The advertising market will shrink in size dramatically in the next 20 years, and one key driver for this change will be improvements in artificial intelligence.
Advertising is an incidental (often interruptive) product and disliked by many people already, in fact. Because data about the features and suitability of products and services to individual users and use cases is poorly structured, we rely on chance encounters with biased information supplied by advertisers that often appeals to emotion, instead of common sense. We look at flawed user reviews, which have many problems like the “nightclub penalty” — “People often write damning reviews of a hotel they haven’t stayed at because they had a bad experience at its nightclub.” User reviews are seldom tied to a real transaction with the vendor or product involved, incentives provided to professional reviewers are not considered (nor is the ability for companies to squash negative reviews) and as a result awful products can have good reviews.
But this will change, and that data will inevitably become better organized.

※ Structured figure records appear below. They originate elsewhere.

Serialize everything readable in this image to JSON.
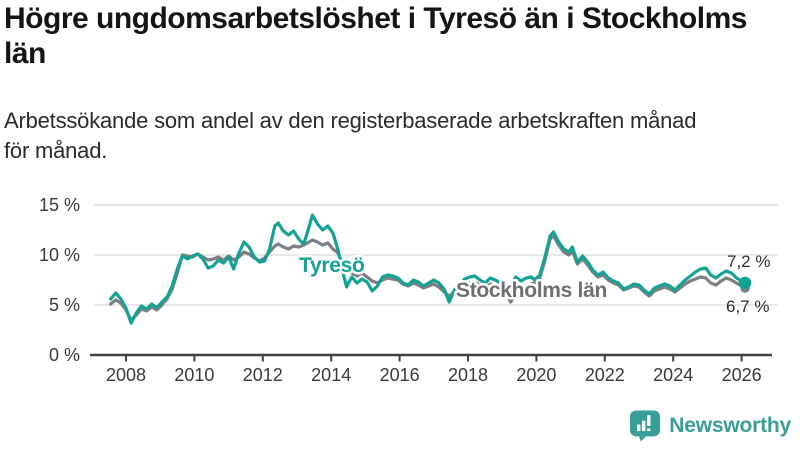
{
  "header": {
    "title": "Högre ungdomsarbetslöshet i Tyresö än i Stockholms län",
    "subtitle": "Arbetssökande som andel av den registerbaserade arbetskraften månad för månad."
  },
  "footer": {
    "brand": "Newsworthy"
  },
  "chart_data": {
    "type": "line",
    "unit": "%",
    "title": "Högre ungdomsarbetslöshet i Tyresö än i Stockholms län",
    "xlabel": "",
    "ylabel": "",
    "xlim": [
      2007.3,
      2026.9
    ],
    "ylim": [
      0,
      15.5
    ],
    "grid": "horizontal",
    "legend_position": "inline-labels",
    "colors": {
      "tyreso_line": "#14a294",
      "stockholm_line": "#7e7f83",
      "stockholm_label": "#6e6f73",
      "axis": "#404040",
      "axis_text": "#3a3a3a",
      "grid": "#d9d9d9",
      "end_label_text": "#2f2f2f",
      "brand_teal": "#3a9e98"
    },
    "yticks": [
      {
        "value": 0,
        "label": "0 %"
      },
      {
        "value": 5,
        "label": "5 %"
      },
      {
        "value": 10,
        "label": "10 %"
      },
      {
        "value": 15,
        "label": "15 %"
      }
    ],
    "xticks": [
      {
        "value": 2008,
        "label": "2008"
      },
      {
        "value": 2010,
        "label": "2010"
      },
      {
        "value": 2012,
        "label": "2012"
      },
      {
        "value": 2014,
        "label": "2014"
      },
      {
        "value": 2016,
        "label": "2016"
      },
      {
        "value": 2018,
        "label": "2018"
      },
      {
        "value": 2020,
        "label": "2020"
      },
      {
        "value": 2022,
        "label": "2022"
      },
      {
        "value": 2024,
        "label": "2024"
      },
      {
        "value": 2026,
        "label": "2026"
      }
    ],
    "series": [
      {
        "name": "Tyresö",
        "color": "#14a294",
        "label_color": "#14a294",
        "end_label": "7,2 %",
        "end_value": 7.2,
        "points": [
          [
            2007.55,
            5.6
          ],
          [
            2007.7,
            6.2
          ],
          [
            2007.85,
            5.6
          ],
          [
            2008.0,
            4.7
          ],
          [
            2008.15,
            3.2
          ],
          [
            2008.3,
            4.2
          ],
          [
            2008.45,
            4.9
          ],
          [
            2008.6,
            4.6
          ],
          [
            2008.75,
            5.1
          ],
          [
            2008.9,
            4.7
          ],
          [
            2009.05,
            5.3
          ],
          [
            2009.2,
            5.8
          ],
          [
            2009.35,
            6.9
          ],
          [
            2009.5,
            8.6
          ],
          [
            2009.65,
            9.9
          ],
          [
            2009.8,
            9.6
          ],
          [
            2009.95,
            9.9
          ],
          [
            2010.1,
            10.1
          ],
          [
            2010.25,
            9.6
          ],
          [
            2010.4,
            8.7
          ],
          [
            2010.55,
            8.9
          ],
          [
            2010.7,
            9.5
          ],
          [
            2010.85,
            9.2
          ],
          [
            2011.0,
            9.8
          ],
          [
            2011.15,
            8.6
          ],
          [
            2011.3,
            10.2
          ],
          [
            2011.45,
            11.3
          ],
          [
            2011.6,
            10.8
          ],
          [
            2011.75,
            9.8
          ],
          [
            2011.9,
            9.3
          ],
          [
            2012.05,
            9.4
          ],
          [
            2012.2,
            10.6
          ],
          [
            2012.35,
            12.9
          ],
          [
            2012.45,
            13.2
          ],
          [
            2012.6,
            12.4
          ],
          [
            2012.75,
            12.0
          ],
          [
            2012.9,
            12.4
          ],
          [
            2013.05,
            11.6
          ],
          [
            2013.2,
            11.1
          ],
          [
            2013.35,
            12.8
          ],
          [
            2013.45,
            14.0
          ],
          [
            2013.6,
            13.1
          ],
          [
            2013.75,
            12.5
          ],
          [
            2013.9,
            12.9
          ],
          [
            2014.05,
            12.2
          ],
          [
            2014.2,
            10.5
          ],
          [
            2014.3,
            8.8
          ],
          [
            2014.45,
            6.8
          ],
          [
            2014.6,
            7.8
          ],
          [
            2014.75,
            7.2
          ],
          [
            2014.9,
            7.6
          ],
          [
            2015.05,
            7.3
          ],
          [
            2015.2,
            6.4
          ],
          [
            2015.35,
            6.9
          ],
          [
            2015.5,
            7.8
          ],
          [
            2015.65,
            8.0
          ],
          [
            2015.8,
            7.9
          ],
          [
            2015.95,
            7.7
          ],
          [
            2016.1,
            7.2
          ],
          [
            2016.25,
            7.0
          ],
          [
            2016.4,
            7.5
          ],
          [
            2016.55,
            7.3
          ],
          [
            2016.7,
            6.9
          ],
          [
            2016.85,
            7.2
          ],
          [
            2017.0,
            7.5
          ],
          [
            2017.15,
            7.2
          ],
          [
            2017.3,
            6.6
          ],
          [
            2017.45,
            5.3
          ],
          [
            2017.6,
            6.5
          ],
          [
            2017.75,
            7.0
          ],
          [
            2017.9,
            7.6
          ],
          [
            2018.05,
            7.8
          ],
          [
            2018.2,
            7.9
          ],
          [
            2018.35,
            7.5
          ],
          [
            2018.5,
            7.2
          ],
          [
            2018.65,
            7.7
          ],
          [
            2018.8,
            7.5
          ],
          [
            2018.95,
            7.2
          ],
          [
            2019.1,
            6.8
          ],
          [
            2019.25,
            7.0
          ],
          [
            2019.4,
            7.8
          ],
          [
            2019.55,
            7.4
          ],
          [
            2019.7,
            7.7
          ],
          [
            2019.85,
            7.8
          ],
          [
            2019.95,
            7.5
          ],
          [
            2020.1,
            8.0
          ],
          [
            2020.25,
            9.8
          ],
          [
            2020.4,
            11.9
          ],
          [
            2020.5,
            12.3
          ],
          [
            2020.65,
            11.3
          ],
          [
            2020.8,
            10.6
          ],
          [
            2020.95,
            10.3
          ],
          [
            2021.05,
            10.8
          ],
          [
            2021.2,
            9.3
          ],
          [
            2021.35,
            9.9
          ],
          [
            2021.5,
            9.3
          ],
          [
            2021.65,
            8.5
          ],
          [
            2021.8,
            8.0
          ],
          [
            2021.95,
            8.3
          ],
          [
            2022.1,
            7.7
          ],
          [
            2022.25,
            7.4
          ],
          [
            2022.4,
            7.2
          ],
          [
            2022.55,
            6.6
          ],
          [
            2022.7,
            6.8
          ],
          [
            2022.85,
            7.1
          ],
          [
            2023.0,
            7.0
          ],
          [
            2023.15,
            6.5
          ],
          [
            2023.3,
            6.1
          ],
          [
            2023.45,
            6.7
          ],
          [
            2023.6,
            6.9
          ],
          [
            2023.75,
            7.1
          ],
          [
            2023.9,
            6.9
          ],
          [
            2024.05,
            6.5
          ],
          [
            2024.2,
            7.0
          ],
          [
            2024.35,
            7.5
          ],
          [
            2024.5,
            7.9
          ],
          [
            2024.65,
            8.3
          ],
          [
            2024.8,
            8.6
          ],
          [
            2024.95,
            8.7
          ],
          [
            2025.1,
            8.0
          ],
          [
            2025.25,
            7.7
          ],
          [
            2025.4,
            8.1
          ],
          [
            2025.55,
            8.4
          ],
          [
            2025.7,
            8.2
          ],
          [
            2025.85,
            7.7
          ],
          [
            2026.0,
            7.4
          ],
          [
            2026.1,
            7.2
          ]
        ]
      },
      {
        "name": "Stockholms län",
        "color": "#7e7f83",
        "label_color": "#6e6f73",
        "end_label": "6,7 %",
        "end_value": 6.7,
        "points": [
          [
            2007.55,
            5.1
          ],
          [
            2007.7,
            5.5
          ],
          [
            2007.85,
            5.2
          ],
          [
            2008.0,
            4.5
          ],
          [
            2008.15,
            3.5
          ],
          [
            2008.3,
            4.0
          ],
          [
            2008.45,
            4.6
          ],
          [
            2008.6,
            4.4
          ],
          [
            2008.75,
            4.8
          ],
          [
            2008.9,
            4.5
          ],
          [
            2009.05,
            5.0
          ],
          [
            2009.2,
            5.6
          ],
          [
            2009.35,
            6.6
          ],
          [
            2009.5,
            8.2
          ],
          [
            2009.65,
            10.0
          ],
          [
            2009.8,
            9.9
          ],
          [
            2009.95,
            9.8
          ],
          [
            2010.1,
            10.1
          ],
          [
            2010.25,
            9.8
          ],
          [
            2010.4,
            9.5
          ],
          [
            2010.55,
            9.6
          ],
          [
            2010.7,
            9.8
          ],
          [
            2010.85,
            9.5
          ],
          [
            2011.0,
            9.9
          ],
          [
            2011.15,
            9.5
          ],
          [
            2011.3,
            9.8
          ],
          [
            2011.45,
            10.3
          ],
          [
            2011.6,
            10.1
          ],
          [
            2011.75,
            9.7
          ],
          [
            2011.9,
            9.4
          ],
          [
            2012.05,
            9.7
          ],
          [
            2012.2,
            10.3
          ],
          [
            2012.35,
            10.9
          ],
          [
            2012.45,
            11.1
          ],
          [
            2012.6,
            10.8
          ],
          [
            2012.75,
            10.6
          ],
          [
            2012.9,
            10.9
          ],
          [
            2013.05,
            10.8
          ],
          [
            2013.2,
            11.0
          ],
          [
            2013.35,
            11.3
          ],
          [
            2013.45,
            11.5
          ],
          [
            2013.6,
            11.3
          ],
          [
            2013.75,
            11.0
          ],
          [
            2013.9,
            11.2
          ],
          [
            2014.05,
            10.6
          ],
          [
            2014.2,
            10.2
          ],
          [
            2014.3,
            9.4
          ],
          [
            2014.45,
            8.6
          ],
          [
            2014.6,
            8.2
          ],
          [
            2014.75,
            7.9
          ],
          [
            2014.9,
            8.2
          ],
          [
            2015.05,
            7.8
          ],
          [
            2015.2,
            7.4
          ],
          [
            2015.35,
            7.2
          ],
          [
            2015.5,
            7.5
          ],
          [
            2015.65,
            7.7
          ],
          [
            2015.8,
            7.6
          ],
          [
            2015.95,
            7.5
          ],
          [
            2016.1,
            7.1
          ],
          [
            2016.25,
            6.9
          ],
          [
            2016.4,
            7.2
          ],
          [
            2016.55,
            7.0
          ],
          [
            2016.7,
            6.7
          ],
          [
            2016.85,
            6.9
          ],
          [
            2017.0,
            7.1
          ],
          [
            2017.15,
            6.8
          ],
          [
            2017.3,
            6.3
          ],
          [
            2017.45,
            5.9
          ],
          [
            2017.6,
            6.3
          ],
          [
            2017.75,
            6.7
          ],
          [
            2017.9,
            7.1
          ],
          [
            2018.05,
            7.2
          ],
          [
            2018.2,
            7.3
          ],
          [
            2018.35,
            7.0
          ],
          [
            2018.5,
            6.8
          ],
          [
            2018.65,
            7.1
          ],
          [
            2018.8,
            6.9
          ],
          [
            2018.95,
            6.6
          ],
          [
            2019.1,
            6.1
          ],
          [
            2019.25,
            5.3
          ],
          [
            2019.4,
            6.2
          ],
          [
            2019.55,
            6.6
          ],
          [
            2019.7,
            6.9
          ],
          [
            2019.85,
            7.1
          ],
          [
            2019.95,
            7.2
          ],
          [
            2020.1,
            7.7
          ],
          [
            2020.25,
            9.5
          ],
          [
            2020.4,
            11.6
          ],
          [
            2020.5,
            11.9
          ],
          [
            2020.65,
            11.0
          ],
          [
            2020.8,
            10.3
          ],
          [
            2020.95,
            10.0
          ],
          [
            2021.05,
            10.4
          ],
          [
            2021.2,
            9.1
          ],
          [
            2021.35,
            9.6
          ],
          [
            2021.5,
            9.0
          ],
          [
            2021.65,
            8.3
          ],
          [
            2021.8,
            7.8
          ],
          [
            2021.95,
            8.0
          ],
          [
            2022.1,
            7.5
          ],
          [
            2022.25,
            7.2
          ],
          [
            2022.4,
            7.0
          ],
          [
            2022.55,
            6.5
          ],
          [
            2022.7,
            6.7
          ],
          [
            2022.85,
            6.9
          ],
          [
            2023.0,
            6.8
          ],
          [
            2023.15,
            6.3
          ],
          [
            2023.3,
            5.9
          ],
          [
            2023.45,
            6.4
          ],
          [
            2023.6,
            6.6
          ],
          [
            2023.75,
            6.8
          ],
          [
            2023.9,
            6.6
          ],
          [
            2024.05,
            6.3
          ],
          [
            2024.2,
            6.7
          ],
          [
            2024.35,
            7.1
          ],
          [
            2024.5,
            7.4
          ],
          [
            2024.65,
            7.6
          ],
          [
            2024.8,
            7.8
          ],
          [
            2024.95,
            7.7
          ],
          [
            2025.1,
            7.2
          ],
          [
            2025.25,
            7.0
          ],
          [
            2025.4,
            7.4
          ],
          [
            2025.55,
            7.7
          ],
          [
            2025.7,
            7.5
          ],
          [
            2025.85,
            7.2
          ],
          [
            2026.0,
            6.9
          ],
          [
            2026.1,
            6.7
          ]
        ]
      }
    ]
  }
}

And as we then give smart bits of software (who will often have a chat-like, voice or email interface and be our “assistants”) access to our calendars, tastes, information about what we already own, our goals and things we need, and other personal information, we’ll establish a profile under our own control (not distributed amongst thousands of companies all relying on outdated information, trying to infer our wants and needs).

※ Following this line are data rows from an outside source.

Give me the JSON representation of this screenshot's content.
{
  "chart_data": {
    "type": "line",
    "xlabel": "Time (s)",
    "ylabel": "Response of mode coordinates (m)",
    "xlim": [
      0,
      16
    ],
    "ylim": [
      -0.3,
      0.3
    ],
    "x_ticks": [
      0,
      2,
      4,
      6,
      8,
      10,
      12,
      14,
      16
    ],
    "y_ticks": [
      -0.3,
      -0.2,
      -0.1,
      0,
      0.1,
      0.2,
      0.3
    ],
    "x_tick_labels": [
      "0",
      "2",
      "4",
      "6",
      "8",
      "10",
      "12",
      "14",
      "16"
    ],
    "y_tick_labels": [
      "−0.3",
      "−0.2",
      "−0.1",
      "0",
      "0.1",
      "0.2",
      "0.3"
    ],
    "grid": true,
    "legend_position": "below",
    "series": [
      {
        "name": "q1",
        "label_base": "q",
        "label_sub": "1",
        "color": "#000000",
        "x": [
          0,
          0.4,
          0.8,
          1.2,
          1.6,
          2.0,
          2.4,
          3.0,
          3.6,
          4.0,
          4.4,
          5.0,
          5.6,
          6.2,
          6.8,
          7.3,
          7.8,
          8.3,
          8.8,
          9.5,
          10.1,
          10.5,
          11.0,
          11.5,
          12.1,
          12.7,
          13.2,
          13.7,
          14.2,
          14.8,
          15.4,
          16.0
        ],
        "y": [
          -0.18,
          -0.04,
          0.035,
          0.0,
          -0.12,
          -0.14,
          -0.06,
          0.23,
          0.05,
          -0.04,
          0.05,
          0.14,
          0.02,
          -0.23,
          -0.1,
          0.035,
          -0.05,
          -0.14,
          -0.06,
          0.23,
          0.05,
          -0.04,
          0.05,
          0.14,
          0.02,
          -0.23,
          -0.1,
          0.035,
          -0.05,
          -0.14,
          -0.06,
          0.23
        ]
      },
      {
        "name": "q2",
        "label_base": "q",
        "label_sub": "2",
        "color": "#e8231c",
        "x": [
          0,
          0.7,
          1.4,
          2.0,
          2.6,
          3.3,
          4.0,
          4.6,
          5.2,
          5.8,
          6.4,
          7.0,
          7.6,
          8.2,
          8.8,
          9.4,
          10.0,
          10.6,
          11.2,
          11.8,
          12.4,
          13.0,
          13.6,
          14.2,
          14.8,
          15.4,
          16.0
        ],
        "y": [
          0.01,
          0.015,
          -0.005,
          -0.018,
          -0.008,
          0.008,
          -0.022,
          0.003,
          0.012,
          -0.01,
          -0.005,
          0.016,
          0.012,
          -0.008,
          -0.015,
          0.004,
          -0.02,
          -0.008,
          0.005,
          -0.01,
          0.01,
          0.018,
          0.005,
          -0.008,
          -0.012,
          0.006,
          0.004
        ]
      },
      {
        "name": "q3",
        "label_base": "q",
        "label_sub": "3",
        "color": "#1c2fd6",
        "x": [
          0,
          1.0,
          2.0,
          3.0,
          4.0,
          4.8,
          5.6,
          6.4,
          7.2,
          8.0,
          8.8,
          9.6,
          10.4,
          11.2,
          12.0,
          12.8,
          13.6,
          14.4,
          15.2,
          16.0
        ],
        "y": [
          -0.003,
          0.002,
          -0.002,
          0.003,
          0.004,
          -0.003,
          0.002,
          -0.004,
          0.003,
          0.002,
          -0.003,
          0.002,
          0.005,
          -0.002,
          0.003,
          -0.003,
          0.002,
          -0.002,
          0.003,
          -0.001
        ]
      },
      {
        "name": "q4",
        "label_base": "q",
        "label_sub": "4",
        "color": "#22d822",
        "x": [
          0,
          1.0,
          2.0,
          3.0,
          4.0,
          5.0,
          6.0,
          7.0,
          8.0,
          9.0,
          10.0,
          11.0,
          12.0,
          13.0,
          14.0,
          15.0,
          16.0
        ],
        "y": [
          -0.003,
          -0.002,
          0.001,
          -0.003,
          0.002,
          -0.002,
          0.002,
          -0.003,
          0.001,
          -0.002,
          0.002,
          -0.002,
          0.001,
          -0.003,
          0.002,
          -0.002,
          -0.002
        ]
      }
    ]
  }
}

This will create a major wall between us and product sellers.
Consumers blocking irrelevant and annoying ads is but a very small early taste of this. So are email spam filters that actually work pretty well now. Advertisers will have to talk to our AI assistant gatekeepers first before getting access to us. And that ‘wall’ will learn, become smarter and more data-driven over time, and share algorithms and insights with other bits of software (hopefully while keeping our personal data secure, though of course in this we have learned over the last few years, there can be no guarantees).
Display advertising will become obsolete: fewer flashing punch-the-monkey attention grabbers, and instead, data APIs and ‘preference feeds’.

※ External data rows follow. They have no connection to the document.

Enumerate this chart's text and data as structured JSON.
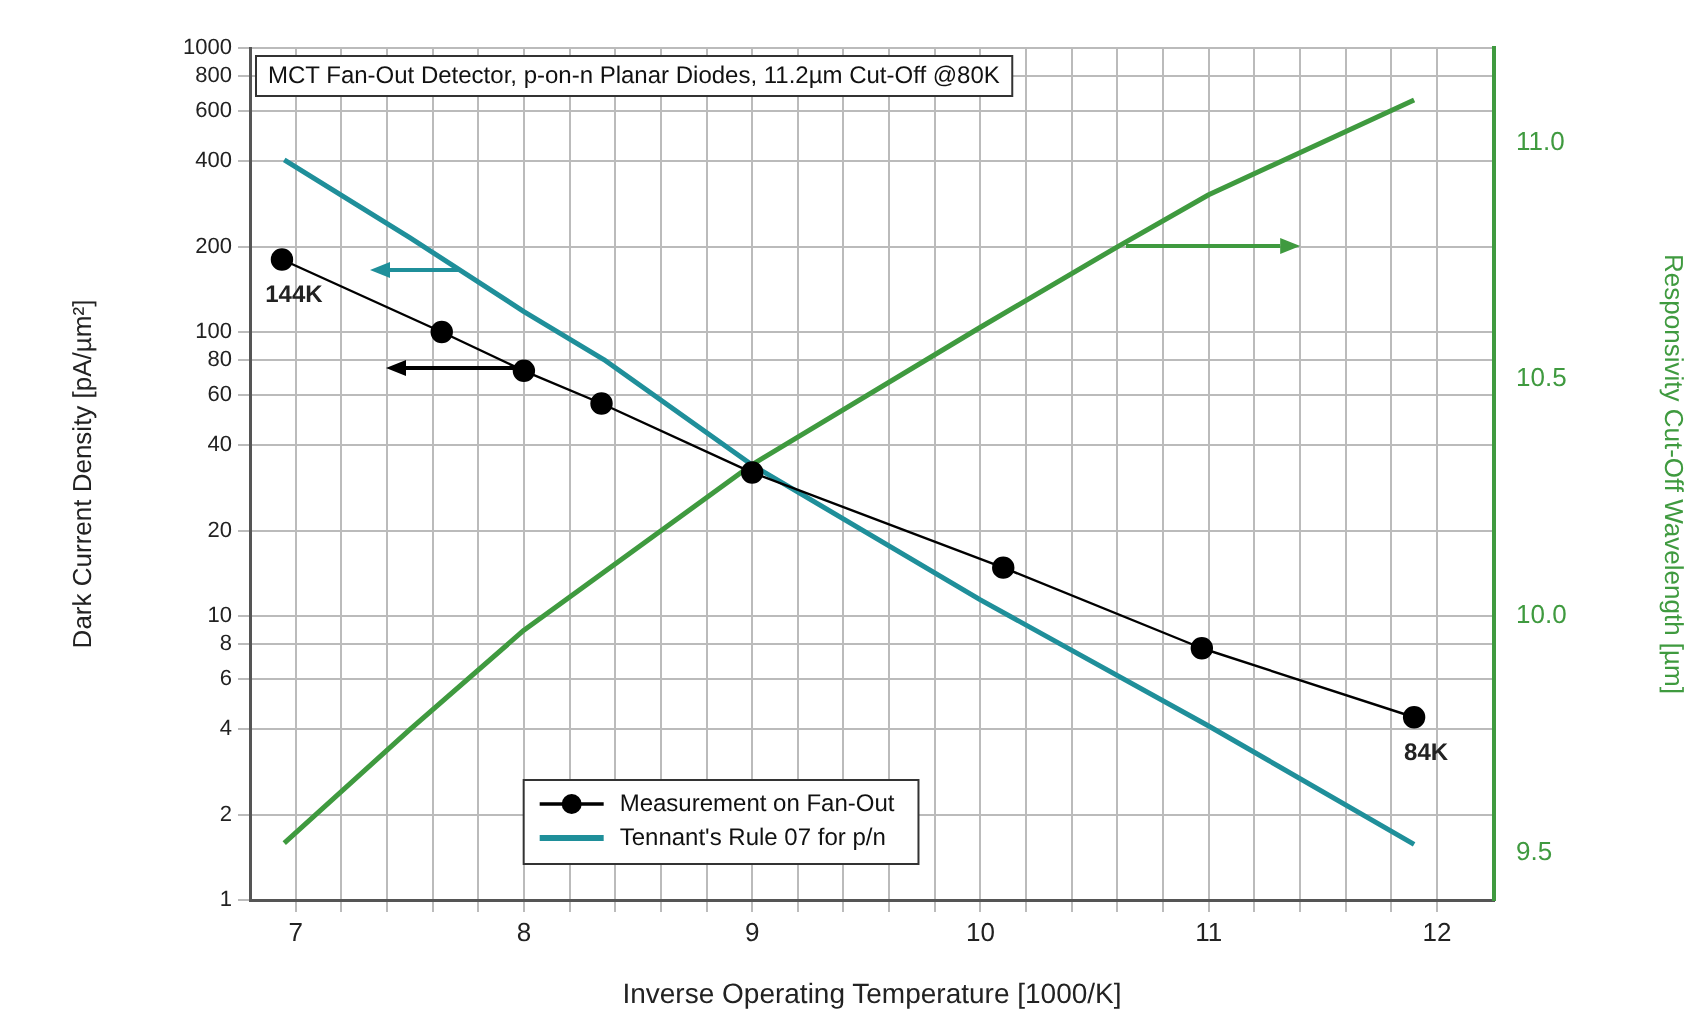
{
  "chart_data": {
    "type": "line",
    "title": "MCT Fan-Out Detector, p-on-n Planar Diodes, 11.2µm Cut-Off @80K",
    "xlabel": "Inverse Operating Temperature [1000/K]",
    "ylabel": "Dark Current Density [pA/µm²]",
    "y2label": "Responsivity Cut-Off Wavelength [µm]",
    "series": [
      {
        "name": "Measurement on Fan-Out",
        "color": "#000000",
        "marker": "circle",
        "x": [
          6.94,
          7.64,
          8.0,
          8.34,
          9.0,
          10.1,
          10.97,
          11.9
        ],
        "values": [
          180,
          100,
          73,
          56,
          32,
          14.8,
          7.7,
          4.4
        ]
      },
      {
        "name": "Tennant's Rule 07 for p/n",
        "color": "#1f8f9a",
        "marker": "none",
        "x": [
          6.95,
          7.5,
          8.0,
          8.35,
          9.0,
          10.0,
          11.0,
          11.9
        ],
        "values": [
          404,
          215,
          118,
          80,
          34,
          11.4,
          4.1,
          1.57
        ]
      },
      {
        "color": "#3f9a3f",
        "marker": "none",
        "axis": "y2",
        "x": [
          6.95,
          7.5,
          8.0,
          9.0,
          10.0,
          10.6,
          11.0,
          11.9
        ],
        "values": [
          9.52,
          9.76,
          9.97,
          10.32,
          10.61,
          10.78,
          10.89,
          11.09
        ]
      }
    ],
    "annotations": [
      {
        "text": "144K",
        "x": 6.94,
        "y": 180
      },
      {
        "text": "84K",
        "x": 11.9,
        "y": 4.4
      }
    ],
    "log": "y",
    "xlim": [
      6.8,
      12.25
    ],
    "xticks": [
      7,
      {
        "value": 7.2,
        "label": null
      },
      {
        "value": 7.4,
        "label": null
      },
      {
        "value": 7.6,
        "label": null
      },
      {
        "value": 7.8,
        "label": null
      },
      8,
      {
        "value": 8.2,
        "label": null
      },
      {
        "value": 8.4,
        "label": null
      },
      {
        "value": 8.6,
        "label": null
      },
      {
        "value": 8.8,
        "label": null
      },
      9,
      {
        "value": 9.2,
        "label": null
      },
      {
        "value": 9.4,
        "label": null
      },
      {
        "value": 9.6,
        "label": null
      },
      {
        "value": 9.8,
        "label": null
      },
      10,
      {
        "value": 10.2,
        "label": null
      },
      {
        "value": 10.4,
        "label": null
      },
      {
        "value": 10.6,
        "label": null
      },
      {
        "value": 10.8,
        "label": null
      },
      11,
      {
        "value": 11.2,
        "label": null
      },
      {
        "value": 11.4,
        "label": null
      },
      {
        "value": 11.6,
        "label": null
      },
      {
        "value": 11.8,
        "label": null
      },
      12
    ],
    "ylim": [
      1,
      1000
    ],
    "yticks": [
      1,
      2,
      4,
      6,
      8,
      10,
      20,
      40,
      60,
      80,
      100,
      200,
      400,
      600,
      800,
      1000
    ],
    "y2lim": [
      9.4,
      11.2
    ],
    "y2ticks": [
      9.5,
      {
        "value": 10,
        "label": "10.0"
      },
      10.5,
      {
        "value": 11,
        "label": "11.0"
      }
    ],
    "grid": true,
    "legend": "bottom",
    "line_style": "solid"
  }
}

I’ve been testing Amy Ingram, the virtual assistant powered by x.ai, and have generally been happy with the results even though it’s very much an early beta product, and there is an unknown amount of human backup that goes into her email responses with the people I look to schedule meetings with. She does, however, have access to my calendars, maintain a list of places I tend to meet people in person, and won’t let someone who emailed her directly set up a meeting without asking me first. In short, she’s version 0.01 of what will eventually become something of a Calendar-LinkedIn-Twitter-Email-Chat-Phone hybrid. I’d love to have the same intelligence answering the phone for me (avoiding companies like Dun & Bradstreet trying to sell me something I don’t want, who now use cheap, dynamically-assigned phone numbers in your local area to increase the likelihood of you picking up when you see a local number on your caller ID), perhaps screening my emails and Twitter direct messages, deciding whether or not that LinkedIn invitation is worth accepting since it is from someone I just met at the conference I was at, or rejecting since it’s from another SEO “entrepreneur”.
The job of a human assistant is far less prevalent today than it once was, but still widespread among senior individuals in the corporate world. One reason for that, as laid out in an HBR article in 2011, is the economics of an assistant who works for a highly-paid individual:
“Consider a senior executive whose total compensation package is $1 million annually, who works with an assistant who earns $80,000. For the organization to break even, the assistant must make the executive 8% more productive than he or she would be working solo — for instance, the assistant needs to save the executive roughly five hours in a 60-hour workweek. In reality, good assistants save their bosses much more than that.”
The author correctly concludes that “After years of cutting back, companies can boost productivity by arming more managers with assistants.” There should and will not only be work for more human assistants, but also, a lot more software AI “bots”.
These AI bots will probably have a lower tolerance for deceptive practices, won’t be responding to those SEO emails, and will learn based on the ongoing feedback we provide to them (and will learn some fractional amount based on what other users are telling their software ‘cousins’ filling similar roles).
The future is about filters, and though ad blocking and spam filters might be where it begins, artificially intelligent software agents and AI bots are where it’s going.